My partner Pedro Ansio and I came to the conclusion that a lot of companies and developers (including ourselves) were wasting money by sending their AI requests to the same LLM over and over again.
That’s why we built trovald.
Trovald is essentially an AI router, but there’s much more happening under the hood.
How It Works
For starters, trovald injects a system prompt defined by your organization into every request. These are instructions that the LLM must follow regardless of the user prompt.
Layer 1: Exact Cache (Redis)
The request first goes through a Redis cache layer.
If there’s an exact match, the response is retrieved directly from our database. This means the request never reaches the LLM, saving both time and cost.
Layer 2: Semantic Cache (pgvector)
If there’s no exact match, the request moves to a semantic cache powered by pgvector.
pgvector is a PostgreSQL extension that allows storing embeddings (dense vector representations of text) directly in the database.
Each embedding represents the semantic meaning of a prompt using a 1536-dimensional vector.
To compare similarity between prompts, we use cosine similarity:
- 1 → identical meaning
- 0 → completely unrelated
We use a threshold of 0.95 to avoid false positives.
If a prompt is semantically similar enough, trovald treats it as a cache hit.
Example
- "What's the weather like tomorrow?"
- "Can you tell me the weather prediction for tomorrow?"
Even though the wording is different, both prompts mean the same thing. This results in a semantic cache hit, avoiding an unnecessary LLM call.
Storing New Prompts
If there is neither an exact nor a semantic cache hit, the prompt is stored as an embedding. This allows future requests to benefit from semantic matching.
Prompt Classification
Next, trovald classifies the prompt into one of the following categories:
- code
- chat
- summarization
- translation
- complex_reasoning
- creative_writing
- data_analysis
This classification is based on the semantic meaning of the prompt using embeddings and a set of predefined rules.
Model Routing
Finally, the prompt is routed to the most cost-effective LLM for that specific task.

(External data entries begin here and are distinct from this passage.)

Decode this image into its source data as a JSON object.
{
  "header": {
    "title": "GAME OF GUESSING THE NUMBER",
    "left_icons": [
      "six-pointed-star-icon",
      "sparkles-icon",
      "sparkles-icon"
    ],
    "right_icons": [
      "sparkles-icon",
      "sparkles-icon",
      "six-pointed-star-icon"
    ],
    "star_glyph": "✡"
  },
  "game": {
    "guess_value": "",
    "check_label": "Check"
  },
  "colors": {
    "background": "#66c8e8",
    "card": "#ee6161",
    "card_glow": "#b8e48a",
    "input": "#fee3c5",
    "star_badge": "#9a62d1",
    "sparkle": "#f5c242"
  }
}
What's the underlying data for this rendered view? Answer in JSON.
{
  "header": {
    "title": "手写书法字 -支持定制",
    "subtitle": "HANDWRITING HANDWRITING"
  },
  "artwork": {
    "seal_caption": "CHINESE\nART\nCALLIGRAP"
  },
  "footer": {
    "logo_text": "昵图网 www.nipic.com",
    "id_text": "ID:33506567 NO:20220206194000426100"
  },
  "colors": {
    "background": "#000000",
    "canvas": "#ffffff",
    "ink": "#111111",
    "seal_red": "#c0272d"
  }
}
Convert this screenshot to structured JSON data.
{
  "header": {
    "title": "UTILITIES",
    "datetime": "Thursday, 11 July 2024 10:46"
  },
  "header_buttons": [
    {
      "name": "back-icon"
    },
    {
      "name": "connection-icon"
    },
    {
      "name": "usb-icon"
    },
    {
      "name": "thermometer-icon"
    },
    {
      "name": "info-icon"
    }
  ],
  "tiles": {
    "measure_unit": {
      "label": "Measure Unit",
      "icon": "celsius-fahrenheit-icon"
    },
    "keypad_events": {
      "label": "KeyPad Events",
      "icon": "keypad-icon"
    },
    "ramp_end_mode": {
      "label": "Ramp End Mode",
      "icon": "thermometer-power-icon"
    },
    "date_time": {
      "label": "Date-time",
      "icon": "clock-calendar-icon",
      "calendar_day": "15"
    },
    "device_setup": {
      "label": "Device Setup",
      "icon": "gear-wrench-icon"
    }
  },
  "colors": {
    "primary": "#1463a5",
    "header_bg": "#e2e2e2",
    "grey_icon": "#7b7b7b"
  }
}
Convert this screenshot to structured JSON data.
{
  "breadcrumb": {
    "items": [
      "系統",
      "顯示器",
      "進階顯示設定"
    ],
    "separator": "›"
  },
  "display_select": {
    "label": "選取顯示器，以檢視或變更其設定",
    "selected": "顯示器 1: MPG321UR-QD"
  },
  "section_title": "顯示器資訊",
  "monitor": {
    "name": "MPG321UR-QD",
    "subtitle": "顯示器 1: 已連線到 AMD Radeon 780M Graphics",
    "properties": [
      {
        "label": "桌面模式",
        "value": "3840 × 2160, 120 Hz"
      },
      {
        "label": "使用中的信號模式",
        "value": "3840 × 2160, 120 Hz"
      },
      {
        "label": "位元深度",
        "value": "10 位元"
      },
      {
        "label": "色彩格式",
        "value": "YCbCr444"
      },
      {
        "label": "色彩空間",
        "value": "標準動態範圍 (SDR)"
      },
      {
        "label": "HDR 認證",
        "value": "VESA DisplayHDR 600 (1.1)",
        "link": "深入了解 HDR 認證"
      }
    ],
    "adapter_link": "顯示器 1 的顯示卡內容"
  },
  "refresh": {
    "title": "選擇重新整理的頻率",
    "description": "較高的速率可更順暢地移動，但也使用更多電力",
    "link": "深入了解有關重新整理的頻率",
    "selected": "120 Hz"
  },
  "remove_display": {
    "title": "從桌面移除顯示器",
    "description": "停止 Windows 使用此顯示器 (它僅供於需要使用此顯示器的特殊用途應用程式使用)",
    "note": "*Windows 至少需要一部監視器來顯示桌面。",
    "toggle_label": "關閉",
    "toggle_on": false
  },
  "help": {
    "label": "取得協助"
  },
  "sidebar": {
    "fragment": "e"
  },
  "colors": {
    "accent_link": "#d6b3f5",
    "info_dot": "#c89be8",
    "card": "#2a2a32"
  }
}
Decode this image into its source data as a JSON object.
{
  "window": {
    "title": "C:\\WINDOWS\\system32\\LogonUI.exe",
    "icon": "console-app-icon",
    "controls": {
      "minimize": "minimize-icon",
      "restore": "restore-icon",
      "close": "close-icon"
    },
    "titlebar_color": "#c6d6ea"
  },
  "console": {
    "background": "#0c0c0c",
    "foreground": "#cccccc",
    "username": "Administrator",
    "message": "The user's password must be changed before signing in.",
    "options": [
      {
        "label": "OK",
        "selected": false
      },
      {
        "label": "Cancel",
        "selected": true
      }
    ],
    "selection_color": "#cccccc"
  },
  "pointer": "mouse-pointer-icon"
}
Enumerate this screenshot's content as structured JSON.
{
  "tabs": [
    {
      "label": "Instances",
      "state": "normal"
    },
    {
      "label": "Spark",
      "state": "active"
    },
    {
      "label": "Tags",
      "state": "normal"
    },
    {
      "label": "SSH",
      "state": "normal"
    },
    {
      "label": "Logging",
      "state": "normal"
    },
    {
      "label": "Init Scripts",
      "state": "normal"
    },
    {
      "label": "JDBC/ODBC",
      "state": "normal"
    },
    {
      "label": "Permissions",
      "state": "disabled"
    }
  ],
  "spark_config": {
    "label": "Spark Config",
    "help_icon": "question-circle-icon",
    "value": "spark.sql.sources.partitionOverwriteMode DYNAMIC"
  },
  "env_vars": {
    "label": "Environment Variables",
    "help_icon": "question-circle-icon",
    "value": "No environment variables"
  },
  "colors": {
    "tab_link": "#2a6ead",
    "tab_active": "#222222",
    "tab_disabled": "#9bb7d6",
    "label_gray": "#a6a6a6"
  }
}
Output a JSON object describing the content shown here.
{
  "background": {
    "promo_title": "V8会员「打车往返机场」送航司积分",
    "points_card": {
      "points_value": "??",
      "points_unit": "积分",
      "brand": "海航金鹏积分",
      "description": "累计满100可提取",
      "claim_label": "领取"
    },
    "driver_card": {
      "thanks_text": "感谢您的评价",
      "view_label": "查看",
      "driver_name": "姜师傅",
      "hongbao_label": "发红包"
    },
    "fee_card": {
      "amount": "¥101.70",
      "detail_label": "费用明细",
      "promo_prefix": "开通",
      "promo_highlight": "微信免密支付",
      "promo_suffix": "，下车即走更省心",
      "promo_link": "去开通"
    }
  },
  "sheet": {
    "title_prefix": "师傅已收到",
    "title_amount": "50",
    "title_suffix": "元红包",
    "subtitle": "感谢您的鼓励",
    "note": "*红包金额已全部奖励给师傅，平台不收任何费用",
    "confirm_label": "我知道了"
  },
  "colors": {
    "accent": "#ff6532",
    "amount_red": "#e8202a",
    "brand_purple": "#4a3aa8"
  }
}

Trovald dynamically selects the optimal provider based on performance and cost.
Fallback System
If the selected provider fails (due to downtime or any issue), trovald uses a 4-level fallback chain to ensure the request is always completed.
This guarantees reliability without sacrificing efficiency.
Why It Matters
By combining caching, semantic understanding, and intelligent routing, trovald significantly reduces:
- LLM usage costs (30-70% savings)
- Latency
- Redundant processing
All while maintaining high-quality responses.